T.A.R.  Cagliari  Sardegna  sez. II, 31 agosto 2005, n. 1853: variante semplificata e apposizione del vincolo espropriativo“]Ai sensi degli art. 9 ss., d.P.R. 8 giugno 2001 n. 327, il vincolo preordinato all’esproprio disposto con il ricorso alla variante semplificata al piano urbanistico rientra nella competenza del Consiglio comunale, unico organo deputato all’emanazione degli atti di programmazione urbanistica ai sensi dell’art. 19, d.P.R. n. 327 del 2001.
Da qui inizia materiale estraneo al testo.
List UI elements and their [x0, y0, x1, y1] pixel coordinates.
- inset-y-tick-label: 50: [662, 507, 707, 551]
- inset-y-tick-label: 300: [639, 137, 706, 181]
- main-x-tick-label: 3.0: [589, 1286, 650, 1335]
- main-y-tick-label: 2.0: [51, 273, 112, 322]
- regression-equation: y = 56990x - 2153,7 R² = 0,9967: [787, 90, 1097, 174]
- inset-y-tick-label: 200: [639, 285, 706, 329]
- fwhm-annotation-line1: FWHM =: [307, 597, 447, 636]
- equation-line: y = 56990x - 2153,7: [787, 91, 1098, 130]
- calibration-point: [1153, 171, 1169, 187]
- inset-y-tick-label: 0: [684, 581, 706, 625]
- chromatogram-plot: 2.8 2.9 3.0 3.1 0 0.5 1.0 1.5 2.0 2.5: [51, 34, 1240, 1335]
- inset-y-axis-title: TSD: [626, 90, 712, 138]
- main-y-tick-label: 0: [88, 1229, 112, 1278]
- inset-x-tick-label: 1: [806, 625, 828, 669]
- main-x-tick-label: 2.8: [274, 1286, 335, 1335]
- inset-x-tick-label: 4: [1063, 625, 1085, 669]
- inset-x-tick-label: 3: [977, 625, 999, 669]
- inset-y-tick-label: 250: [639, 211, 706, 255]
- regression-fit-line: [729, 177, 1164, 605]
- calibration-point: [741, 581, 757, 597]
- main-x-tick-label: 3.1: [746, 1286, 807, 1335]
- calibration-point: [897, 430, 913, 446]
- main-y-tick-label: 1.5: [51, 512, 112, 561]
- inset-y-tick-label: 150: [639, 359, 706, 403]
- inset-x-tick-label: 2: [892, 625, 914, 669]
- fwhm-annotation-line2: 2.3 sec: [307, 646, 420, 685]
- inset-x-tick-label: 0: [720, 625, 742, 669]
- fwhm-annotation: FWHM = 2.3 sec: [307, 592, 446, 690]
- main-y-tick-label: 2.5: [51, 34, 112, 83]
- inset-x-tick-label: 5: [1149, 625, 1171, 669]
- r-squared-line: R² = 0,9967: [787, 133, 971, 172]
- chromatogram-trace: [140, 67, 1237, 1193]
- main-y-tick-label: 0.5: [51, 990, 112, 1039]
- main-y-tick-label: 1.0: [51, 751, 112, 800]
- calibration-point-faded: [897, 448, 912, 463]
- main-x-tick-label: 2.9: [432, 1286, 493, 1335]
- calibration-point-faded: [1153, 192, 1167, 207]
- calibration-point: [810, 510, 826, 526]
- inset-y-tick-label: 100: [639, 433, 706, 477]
Cons. Giust. Amm. Sic., 12/08/2010, n. 1107: variante e visto della Corte dei Conti
L’art. 19, co. 3 del T.U. sull’espropriazione per pubblica utilità, si riferisce all’approvazione del progetto, ossia agli atti relativi alla dichiarazione di pubblica utilità implicita dell’opera; è, conseguentemente, errato ritenere che la norma in questione possa riferirsi anche all’atto di controllo, costituito nella specie dal visto della Corte dei conti, tanto più che detto visto, al pari di tutti i controlli di legittimità, costituisce una condizione integrativa dell’efficacia che retroagisce al momento dell’adozione del provvedimento controllato.

T.A.R. Abruzzo Pescara Sez. I, 28/07/2010, n. 941: adozione della variante, validità e inefficacia degli atti espropriativi antecedentemente approvati
In materia di espropriazione per pubblica utilità l’apposizione del vincolo espropriativo, la dichiarazione di pubblica utilità, la determinazione dell’indennità provvisoria di espropriazione e l’occupazione d’urgenza, in quanto correlati al progetto definitivo, ben possono intervenire prima della definitiva approvazione della variante urbanistica o della sua esecutività: del resto la finalità dell’art. 19, II comma, del d.P.R. n.327/2001 è chiaramente quella di semplificare e rendere più rapido il procedimento amministrativo necessario alla realizzazione di un’opera pubblica non ancora prevista dalla pianificazione urbanistica, così che, di fatto, è solo la sua esecuzione che resta subordinata alla definitiva approvazione della variante.

Cons. Stato Sez. IV, 30/01/2006, n. 259: approvazione del progetto esecutivo della Giunta Comunale
Nel sistema normativo così come delineato dell’art 19, comma 2, D.P.R. n. 327/2001, è all’approvazione del progetto definitivo, ed all’approvazione del progetto preliminare, che è comunque riconnessa portata di adozione di variante allo strumento urbanistico, e non già all’approvazione del progetto esecutivo da parte della Giunta Comunale.